Region of Rhineland-Palatinate, Germany

The Landstuhl Marsh or Landstuhl Bog ((Spesbach-)Landstuhler Bruch, Westricher Moorniederung or Westpfälzische Moorniederung) is a region in West Palatinate in the German state of Rhineland-Palatinate.

According to the Handbook of the Natural Region Divisions of Germany Landstuhl Marsh, which covers an area of the 67 km², is part of the Kaiserslautern Basin and lies in the centre of it.

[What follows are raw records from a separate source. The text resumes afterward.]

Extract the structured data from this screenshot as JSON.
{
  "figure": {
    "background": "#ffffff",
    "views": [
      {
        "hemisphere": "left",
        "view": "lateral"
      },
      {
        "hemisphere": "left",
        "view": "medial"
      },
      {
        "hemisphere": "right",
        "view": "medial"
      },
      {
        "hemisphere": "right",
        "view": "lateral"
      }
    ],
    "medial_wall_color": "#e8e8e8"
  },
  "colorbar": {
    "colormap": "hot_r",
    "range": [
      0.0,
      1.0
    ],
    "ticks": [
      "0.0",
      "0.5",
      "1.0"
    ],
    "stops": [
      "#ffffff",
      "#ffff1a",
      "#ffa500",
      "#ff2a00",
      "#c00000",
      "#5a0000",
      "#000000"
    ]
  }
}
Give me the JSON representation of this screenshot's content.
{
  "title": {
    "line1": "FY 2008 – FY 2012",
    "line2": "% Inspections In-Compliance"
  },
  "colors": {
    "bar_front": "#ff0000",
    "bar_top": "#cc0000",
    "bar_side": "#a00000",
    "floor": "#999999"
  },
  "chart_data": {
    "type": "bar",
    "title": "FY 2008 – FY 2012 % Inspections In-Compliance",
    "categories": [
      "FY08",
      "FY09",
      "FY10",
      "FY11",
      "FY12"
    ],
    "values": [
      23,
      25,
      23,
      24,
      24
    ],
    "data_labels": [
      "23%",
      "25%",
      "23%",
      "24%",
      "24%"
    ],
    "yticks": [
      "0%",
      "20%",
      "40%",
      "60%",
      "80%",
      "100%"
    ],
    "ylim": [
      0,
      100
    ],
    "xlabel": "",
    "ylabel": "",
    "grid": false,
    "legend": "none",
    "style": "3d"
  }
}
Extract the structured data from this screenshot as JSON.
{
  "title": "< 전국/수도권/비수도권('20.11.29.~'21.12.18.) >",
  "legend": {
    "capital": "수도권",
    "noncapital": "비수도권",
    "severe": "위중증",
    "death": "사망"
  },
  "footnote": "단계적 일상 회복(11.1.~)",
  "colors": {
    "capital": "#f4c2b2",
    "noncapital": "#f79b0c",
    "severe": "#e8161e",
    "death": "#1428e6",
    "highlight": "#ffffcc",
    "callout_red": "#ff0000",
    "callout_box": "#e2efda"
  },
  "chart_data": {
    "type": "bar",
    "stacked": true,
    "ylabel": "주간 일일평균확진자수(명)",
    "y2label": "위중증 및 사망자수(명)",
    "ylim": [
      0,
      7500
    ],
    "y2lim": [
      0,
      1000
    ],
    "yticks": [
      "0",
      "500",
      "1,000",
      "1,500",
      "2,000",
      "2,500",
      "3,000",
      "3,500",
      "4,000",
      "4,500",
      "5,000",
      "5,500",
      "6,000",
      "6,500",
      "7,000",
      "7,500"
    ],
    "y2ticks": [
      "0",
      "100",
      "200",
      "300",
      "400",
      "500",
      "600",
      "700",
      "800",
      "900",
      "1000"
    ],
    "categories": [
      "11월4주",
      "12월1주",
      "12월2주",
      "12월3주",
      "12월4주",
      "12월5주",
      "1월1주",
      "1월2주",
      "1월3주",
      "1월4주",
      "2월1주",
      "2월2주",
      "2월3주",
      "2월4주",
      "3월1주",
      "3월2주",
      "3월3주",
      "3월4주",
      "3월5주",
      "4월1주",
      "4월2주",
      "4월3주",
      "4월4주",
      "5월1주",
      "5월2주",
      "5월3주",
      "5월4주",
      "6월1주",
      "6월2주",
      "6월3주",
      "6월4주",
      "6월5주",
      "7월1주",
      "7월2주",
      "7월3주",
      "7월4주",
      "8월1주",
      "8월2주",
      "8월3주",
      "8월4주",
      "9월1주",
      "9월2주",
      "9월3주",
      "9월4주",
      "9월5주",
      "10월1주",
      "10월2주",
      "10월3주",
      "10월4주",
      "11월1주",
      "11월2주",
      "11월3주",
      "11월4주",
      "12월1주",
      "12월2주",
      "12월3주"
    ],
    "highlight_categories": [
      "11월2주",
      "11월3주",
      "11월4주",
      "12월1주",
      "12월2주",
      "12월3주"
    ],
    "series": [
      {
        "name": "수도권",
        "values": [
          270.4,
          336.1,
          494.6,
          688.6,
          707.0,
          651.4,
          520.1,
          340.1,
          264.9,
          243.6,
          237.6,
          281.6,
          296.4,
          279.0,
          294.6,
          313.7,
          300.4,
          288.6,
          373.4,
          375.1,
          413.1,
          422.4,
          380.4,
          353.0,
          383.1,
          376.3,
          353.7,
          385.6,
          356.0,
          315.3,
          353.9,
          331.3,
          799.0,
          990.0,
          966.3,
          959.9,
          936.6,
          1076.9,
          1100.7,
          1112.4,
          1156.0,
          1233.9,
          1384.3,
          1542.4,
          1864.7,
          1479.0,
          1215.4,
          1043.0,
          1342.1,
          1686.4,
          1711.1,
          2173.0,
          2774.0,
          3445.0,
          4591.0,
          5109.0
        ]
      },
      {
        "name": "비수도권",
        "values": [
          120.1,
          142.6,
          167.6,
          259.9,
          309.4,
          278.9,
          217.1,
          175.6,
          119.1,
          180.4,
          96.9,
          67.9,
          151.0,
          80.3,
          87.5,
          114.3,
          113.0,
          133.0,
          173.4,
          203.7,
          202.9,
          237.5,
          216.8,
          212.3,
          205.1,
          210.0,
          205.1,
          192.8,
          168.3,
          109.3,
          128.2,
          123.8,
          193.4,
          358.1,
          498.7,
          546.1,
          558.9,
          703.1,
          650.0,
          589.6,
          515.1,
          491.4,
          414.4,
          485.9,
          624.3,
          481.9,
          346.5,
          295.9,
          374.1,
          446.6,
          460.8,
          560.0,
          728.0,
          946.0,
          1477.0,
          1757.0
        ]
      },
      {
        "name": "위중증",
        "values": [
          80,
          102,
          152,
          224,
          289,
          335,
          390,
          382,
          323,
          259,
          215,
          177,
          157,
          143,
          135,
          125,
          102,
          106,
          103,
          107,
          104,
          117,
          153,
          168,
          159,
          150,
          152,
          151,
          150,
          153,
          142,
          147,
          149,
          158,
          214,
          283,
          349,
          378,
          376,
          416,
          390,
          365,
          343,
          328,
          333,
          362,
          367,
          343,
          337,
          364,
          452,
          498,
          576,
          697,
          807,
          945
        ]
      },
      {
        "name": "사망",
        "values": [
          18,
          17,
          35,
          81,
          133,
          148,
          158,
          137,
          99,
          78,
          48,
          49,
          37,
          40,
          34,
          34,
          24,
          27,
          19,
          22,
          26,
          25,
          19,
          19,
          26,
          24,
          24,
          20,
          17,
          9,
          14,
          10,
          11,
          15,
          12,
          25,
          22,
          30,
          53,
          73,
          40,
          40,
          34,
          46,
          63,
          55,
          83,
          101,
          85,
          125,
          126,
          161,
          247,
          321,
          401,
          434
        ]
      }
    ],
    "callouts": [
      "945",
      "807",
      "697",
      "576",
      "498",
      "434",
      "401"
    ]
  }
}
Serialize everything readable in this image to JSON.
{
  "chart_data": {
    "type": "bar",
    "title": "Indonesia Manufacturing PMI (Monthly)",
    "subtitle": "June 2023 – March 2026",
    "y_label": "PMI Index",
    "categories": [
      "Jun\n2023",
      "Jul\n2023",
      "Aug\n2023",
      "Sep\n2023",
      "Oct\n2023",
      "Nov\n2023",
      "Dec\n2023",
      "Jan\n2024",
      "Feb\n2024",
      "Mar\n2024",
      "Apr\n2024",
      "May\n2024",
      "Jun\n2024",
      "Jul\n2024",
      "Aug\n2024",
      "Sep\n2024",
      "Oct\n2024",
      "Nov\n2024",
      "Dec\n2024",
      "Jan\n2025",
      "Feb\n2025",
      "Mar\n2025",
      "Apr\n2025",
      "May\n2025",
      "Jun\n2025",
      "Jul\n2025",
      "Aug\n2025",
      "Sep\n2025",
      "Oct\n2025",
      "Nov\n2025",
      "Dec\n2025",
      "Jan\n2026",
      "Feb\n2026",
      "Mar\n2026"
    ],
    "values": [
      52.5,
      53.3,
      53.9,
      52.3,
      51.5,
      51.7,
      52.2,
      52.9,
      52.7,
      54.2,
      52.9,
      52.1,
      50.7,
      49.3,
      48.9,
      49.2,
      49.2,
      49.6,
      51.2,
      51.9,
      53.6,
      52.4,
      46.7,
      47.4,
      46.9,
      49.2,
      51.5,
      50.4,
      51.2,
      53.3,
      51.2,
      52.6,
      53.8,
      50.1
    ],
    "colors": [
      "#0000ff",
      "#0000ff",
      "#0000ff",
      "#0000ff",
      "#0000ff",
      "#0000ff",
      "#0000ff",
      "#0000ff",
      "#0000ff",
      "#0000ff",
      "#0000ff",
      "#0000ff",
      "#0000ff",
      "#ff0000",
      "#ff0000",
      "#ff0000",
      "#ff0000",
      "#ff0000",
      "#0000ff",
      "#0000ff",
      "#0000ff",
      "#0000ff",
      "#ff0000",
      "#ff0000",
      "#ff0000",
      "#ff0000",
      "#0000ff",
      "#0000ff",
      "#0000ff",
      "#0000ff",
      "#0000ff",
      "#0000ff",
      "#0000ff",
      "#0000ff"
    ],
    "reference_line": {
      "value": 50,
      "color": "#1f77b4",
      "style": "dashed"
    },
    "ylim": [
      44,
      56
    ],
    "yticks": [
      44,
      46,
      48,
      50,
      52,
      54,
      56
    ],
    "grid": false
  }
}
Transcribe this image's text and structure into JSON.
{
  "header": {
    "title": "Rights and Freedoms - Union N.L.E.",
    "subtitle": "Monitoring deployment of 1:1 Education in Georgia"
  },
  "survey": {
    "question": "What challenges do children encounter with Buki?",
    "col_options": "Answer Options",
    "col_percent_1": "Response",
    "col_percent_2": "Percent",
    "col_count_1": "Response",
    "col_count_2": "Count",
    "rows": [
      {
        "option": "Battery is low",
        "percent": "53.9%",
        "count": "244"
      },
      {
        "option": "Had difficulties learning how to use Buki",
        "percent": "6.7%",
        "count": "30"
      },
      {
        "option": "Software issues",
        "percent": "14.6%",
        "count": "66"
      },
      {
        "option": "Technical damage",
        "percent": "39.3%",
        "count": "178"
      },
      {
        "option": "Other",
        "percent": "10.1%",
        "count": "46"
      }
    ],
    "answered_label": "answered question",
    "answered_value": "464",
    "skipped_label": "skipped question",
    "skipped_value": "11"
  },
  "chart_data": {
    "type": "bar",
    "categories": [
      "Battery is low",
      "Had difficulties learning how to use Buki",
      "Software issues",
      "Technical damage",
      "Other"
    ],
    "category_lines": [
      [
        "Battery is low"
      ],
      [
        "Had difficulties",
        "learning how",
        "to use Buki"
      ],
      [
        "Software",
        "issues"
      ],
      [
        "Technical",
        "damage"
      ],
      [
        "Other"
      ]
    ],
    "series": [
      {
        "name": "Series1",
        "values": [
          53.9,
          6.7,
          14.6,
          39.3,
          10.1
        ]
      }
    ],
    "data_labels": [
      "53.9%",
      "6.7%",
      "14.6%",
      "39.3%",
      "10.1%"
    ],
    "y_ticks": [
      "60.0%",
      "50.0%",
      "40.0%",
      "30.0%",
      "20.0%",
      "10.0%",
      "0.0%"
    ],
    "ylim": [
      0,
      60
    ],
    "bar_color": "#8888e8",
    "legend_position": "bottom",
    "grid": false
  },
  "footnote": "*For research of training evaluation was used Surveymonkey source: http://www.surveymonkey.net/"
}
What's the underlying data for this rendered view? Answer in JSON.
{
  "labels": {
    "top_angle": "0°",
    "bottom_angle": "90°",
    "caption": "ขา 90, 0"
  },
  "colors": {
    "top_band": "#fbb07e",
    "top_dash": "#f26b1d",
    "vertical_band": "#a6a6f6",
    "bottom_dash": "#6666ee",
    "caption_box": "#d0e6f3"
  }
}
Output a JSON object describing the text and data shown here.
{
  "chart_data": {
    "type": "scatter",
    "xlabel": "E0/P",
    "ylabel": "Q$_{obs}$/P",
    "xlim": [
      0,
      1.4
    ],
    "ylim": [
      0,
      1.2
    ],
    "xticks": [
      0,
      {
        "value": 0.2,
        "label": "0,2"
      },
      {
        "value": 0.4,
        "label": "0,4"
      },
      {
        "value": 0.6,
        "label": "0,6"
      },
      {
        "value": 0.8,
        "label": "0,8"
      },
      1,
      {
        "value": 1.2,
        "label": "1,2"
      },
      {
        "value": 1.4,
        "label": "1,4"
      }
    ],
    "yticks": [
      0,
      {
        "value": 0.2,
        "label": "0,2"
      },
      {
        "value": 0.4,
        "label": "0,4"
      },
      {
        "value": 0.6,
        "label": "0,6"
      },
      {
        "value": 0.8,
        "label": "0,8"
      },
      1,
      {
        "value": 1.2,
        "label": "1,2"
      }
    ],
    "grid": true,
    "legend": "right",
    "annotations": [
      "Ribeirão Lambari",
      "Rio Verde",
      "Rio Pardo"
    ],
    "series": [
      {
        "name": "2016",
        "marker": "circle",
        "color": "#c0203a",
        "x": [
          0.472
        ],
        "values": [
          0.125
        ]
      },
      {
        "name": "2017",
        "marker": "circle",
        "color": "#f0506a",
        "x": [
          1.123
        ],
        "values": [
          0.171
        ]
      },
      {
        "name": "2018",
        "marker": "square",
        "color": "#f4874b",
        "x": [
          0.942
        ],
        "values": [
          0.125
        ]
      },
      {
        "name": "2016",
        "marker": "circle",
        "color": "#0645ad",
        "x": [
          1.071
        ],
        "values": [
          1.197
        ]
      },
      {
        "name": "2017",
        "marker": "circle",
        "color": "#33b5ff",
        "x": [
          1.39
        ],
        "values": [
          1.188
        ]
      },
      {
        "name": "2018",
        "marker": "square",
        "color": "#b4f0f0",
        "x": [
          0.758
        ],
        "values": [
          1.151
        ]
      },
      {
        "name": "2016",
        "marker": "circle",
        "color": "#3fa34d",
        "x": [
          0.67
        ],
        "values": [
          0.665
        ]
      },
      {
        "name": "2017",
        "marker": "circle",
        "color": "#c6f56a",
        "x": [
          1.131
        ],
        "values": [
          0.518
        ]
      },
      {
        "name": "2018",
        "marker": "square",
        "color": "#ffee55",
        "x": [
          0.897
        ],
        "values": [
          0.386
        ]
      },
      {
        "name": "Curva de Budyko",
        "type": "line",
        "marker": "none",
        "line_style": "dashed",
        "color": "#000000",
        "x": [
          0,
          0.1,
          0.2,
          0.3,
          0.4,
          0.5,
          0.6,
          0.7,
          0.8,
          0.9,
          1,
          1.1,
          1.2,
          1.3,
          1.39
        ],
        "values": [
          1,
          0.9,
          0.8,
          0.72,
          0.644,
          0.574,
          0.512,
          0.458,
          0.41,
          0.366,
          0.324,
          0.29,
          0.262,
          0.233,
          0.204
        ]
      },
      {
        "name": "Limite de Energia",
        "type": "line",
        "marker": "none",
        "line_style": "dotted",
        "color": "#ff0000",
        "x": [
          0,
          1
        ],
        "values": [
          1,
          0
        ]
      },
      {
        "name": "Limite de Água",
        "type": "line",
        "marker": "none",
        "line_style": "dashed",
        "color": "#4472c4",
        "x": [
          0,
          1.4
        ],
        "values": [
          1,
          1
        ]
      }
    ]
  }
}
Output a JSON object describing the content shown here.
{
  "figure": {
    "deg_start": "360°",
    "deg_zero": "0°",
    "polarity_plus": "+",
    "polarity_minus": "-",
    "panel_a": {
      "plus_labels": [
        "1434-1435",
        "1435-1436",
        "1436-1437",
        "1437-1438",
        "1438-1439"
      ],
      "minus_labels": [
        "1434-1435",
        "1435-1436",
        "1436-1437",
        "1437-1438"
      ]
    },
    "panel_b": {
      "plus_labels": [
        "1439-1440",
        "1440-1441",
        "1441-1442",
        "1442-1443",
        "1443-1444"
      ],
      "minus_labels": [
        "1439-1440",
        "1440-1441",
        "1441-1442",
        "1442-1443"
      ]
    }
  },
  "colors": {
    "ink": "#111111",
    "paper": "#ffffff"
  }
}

Within the North French Scarplands the Kaiserslautern Basin is a sub-unit of the Saar-Nahe Upland and Tableland.

== Geography ==
The Landstuhl Marsh lies at an elevation of 200 metres above and is a bowl around 30 kilometres long and up to 7 kilometres wide running from Waldmohr in the southwest via Bruchmühlbach-Miesau, Ramstein-Miesenbach and Landstuhl to the city of Kaiserslautern in the northeast. In the north it is bounded by the North Palatine Uplands, which climb gradually from the lowland. In the south, by contrast, the Sickingen Heights form a very clear escarpment of about 200 metres height. The region is mainly drained by the Glan (in the west) and the 20-kilometre-long Mohrbach (centre), which rises not far south of the Moordamm Mill and empties into the Glan at Niedermohr. The streams in the far east flow into the Lauter, which is regionally also called the Waldlauter.